__Key Concepts__

The purpose of sampling is to create a representative subset of the data. Sampling allowed us to perform analyses and extrapolate results for the claims data in this engagement without examining the entire dataset. The reliability of the sample is measured by two statistical concepts: the confidence level and the margin of error, explained below.

The confidence level is the percentage of time that the actual or true value of the population is within a specified range of the sample. The margin of error defines that range. In our case, if the average cost of care was estimated to be $2,000 with a +/- 5% margin of error at the 95% confidence level, we would know that the true average cost is between $1,900 and $2,100 with 95% statistical certainty.

The confidence level and margin of error are directly tied to the size of the sample. The more observations included in the sample, the smaller the margin of error given the same confidence level. However, this relationship is non-linear.
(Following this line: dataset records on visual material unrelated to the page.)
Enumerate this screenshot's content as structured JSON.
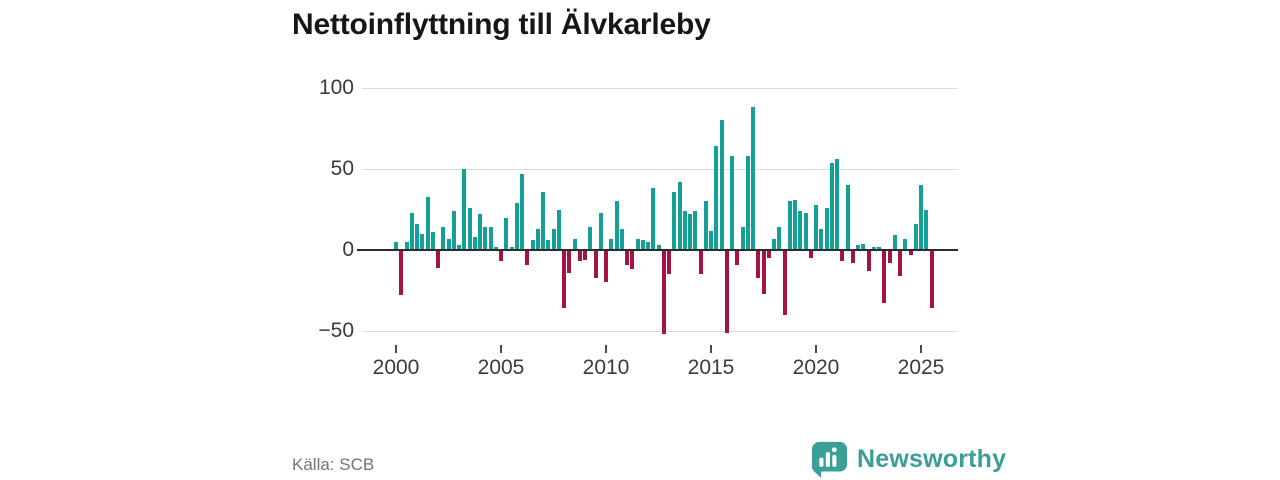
{
  "header": {
    "title": "Nettoinflyttning till Älvkarleby"
  },
  "footer": {
    "source": "Källa: SCB",
    "brand": "Newsworthy",
    "logo_icon": "newsworthy-speech-bubble-with-bar-chart-icon"
  },
  "chart_data": {
    "type": "bar",
    "title": "Nettoinflyttning till Älvkarleby",
    "frequency": "quarterly",
    "start_year": 2000,
    "start_quarter": 1,
    "end_year": 2025,
    "end_quarter": 3,
    "values": [
      5,
      -28,
      5,
      23,
      16,
      10,
      33,
      11,
      -11,
      14,
      7,
      24,
      3,
      50,
      26,
      8,
      22,
      14,
      14,
      2,
      -7,
      20,
      2,
      29,
      47,
      -9,
      6,
      13,
      36,
      6,
      13,
      25,
      -36,
      -14,
      7,
      -7,
      -6,
      14,
      -17,
      23,
      -20,
      7,
      30,
      13,
      -9,
      -12,
      7,
      6,
      5,
      38,
      3,
      -52,
      -15,
      36,
      42,
      24,
      22,
      24,
      -15,
      30,
      12,
      64,
      80,
      -51,
      58,
      -9,
      14,
      58,
      88,
      -17,
      -27,
      -5,
      7,
      14,
      -40,
      30,
      31,
      24,
      23,
      -5,
      28,
      13,
      26,
      54,
      56,
      -7,
      40,
      -8,
      3,
      4,
      -13,
      2,
      2,
      -33,
      -8,
      9,
      -16,
      7,
      -3,
      16,
      40,
      25,
      -36
    ],
    "yticks": [
      {
        "value": 100,
        "label": "100"
      },
      {
        "value": 50,
        "label": "50"
      },
      {
        "value": 0,
        "label": "0"
      },
      {
        "value": -50,
        "label": "−50"
      }
    ],
    "xticks": [
      {
        "year": 2000,
        "label": "2000"
      },
      {
        "year": 2005,
        "label": "2005"
      },
      {
        "year": 2010,
        "label": "2010"
      },
      {
        "year": 2015,
        "label": "2015"
      },
      {
        "year": 2020,
        "label": "2020"
      },
      {
        "year": 2025,
        "label": "2025"
      }
    ],
    "ylim": [
      -58,
      102
    ],
    "grid": "horizontal",
    "legend": "none",
    "colors": {
      "positive": "#14a096",
      "negative": "#a51342",
      "brand": "#3b9e97",
      "gridline": "#dcdcdc",
      "zero_line": "#2c2c2c",
      "axis_text": "#3b3b3b"
    }
  }
}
At high levels of precision, a small increase in accuracy may require a large increase in sample size.

__Sample Design__

Designing a representative sample requires several considerations, including choices that change the sample size required for statistical inference, such as sampling units and choice of sampling methods. In terms of sampling units, each sampling unit has the same probability of being selected into the sample. That is, each individual claim has equal chance of being drawn. Sampling at the claim level may allow one to examine the average cost per service.

In terms of choice of sampling methods, random sampling is the most common and simple method to select a representative subset from a population. We identified two alternative approaches depending on the question the sampling aimed to answer. For each approach, the approximate sample size needed in the example is obtained using RAT-STATS, a software created by the Office of Inspector General, which is often used to sample and quantify improper claims.

#### Option 1: Sampling by Error Rate

When the sample intends to answer a yes-or-no question, for example, whether there was overbilling or not, the sample will be able to provide a statistical basis to conclude how common a particular occurrence (presence of overbilling) is. The sample size required for +/- 5% margin of error at the 95% confidence level is 401.

#### Option 2: Sampling by Amount

In the event that we try to answer a question such as “what is the average amount billed?”, the objective of the sample is to estimate an amount of interest. The sample size required for +/- 5% margin of error at the 95% confidence level is 548.